By Sara Manisera
Farmers in the Puglia region are growing hemp to help decontaminate the area surrounding Italy’s largest power plant.
The road into Taranto is dotted with 100-year-old olive trees and low stone houses. The town, in the region of Puglia, is in the heel of the boot-shaped Italian peninsula. “The city between the two seas” straddles the southern Mediterranean, known as the Mar Grande, and a small inlet known as the Mar Piccolo. The air has a heavy metallic scent.
At the edge of town is a farm that has been known, since the 1800s, for its traditional cheeses. People came from all over to buy dairy products handmade in ancient, wood-fired terracotta furnaces. Those days are long gone, owner Vincenzo Fornaro explains, as he stands in a field surrounded by chest-high cannabis plants.

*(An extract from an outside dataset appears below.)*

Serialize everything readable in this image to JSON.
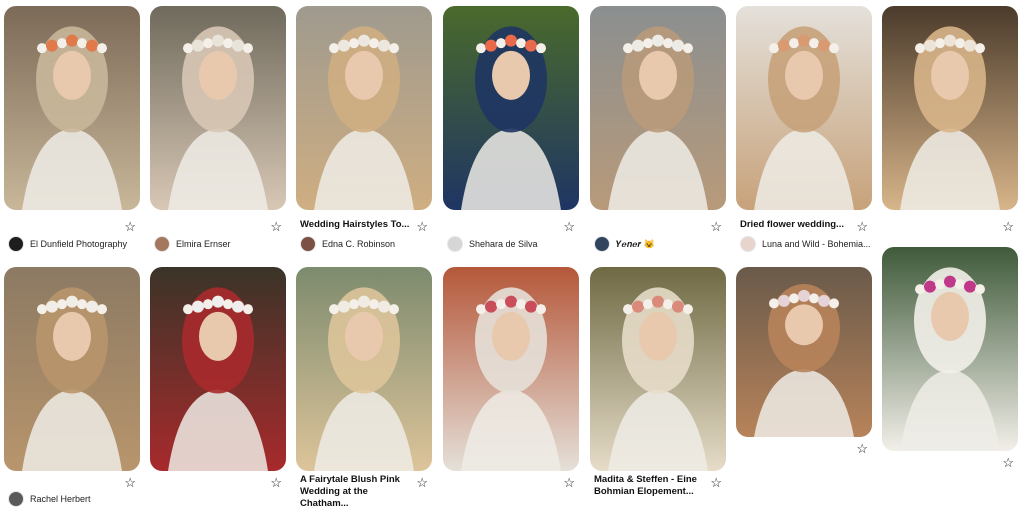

In 2008, local officials forced Fornaro to cull his animals, which were no longer safe for human consumption. They were contaminated with a dangerous cocktail of nickel, lead, and other toxic substances. That was the end of the cheese. The culprit, just over a mile away, is the biggest steel plant in Europe. The cannabis plants have replaced the dairy farm in an attempt to undo the environmental damage.
Fornaro was aware the plant was spewing toxic chemicals into the air and soil, he said, in Italian. “I can see the effects of this horrible factory on me.” When he was 20, he had a kidney removed. He told Italian newspaper La Stampa that his own mother had died after being diagnosed with a tumor.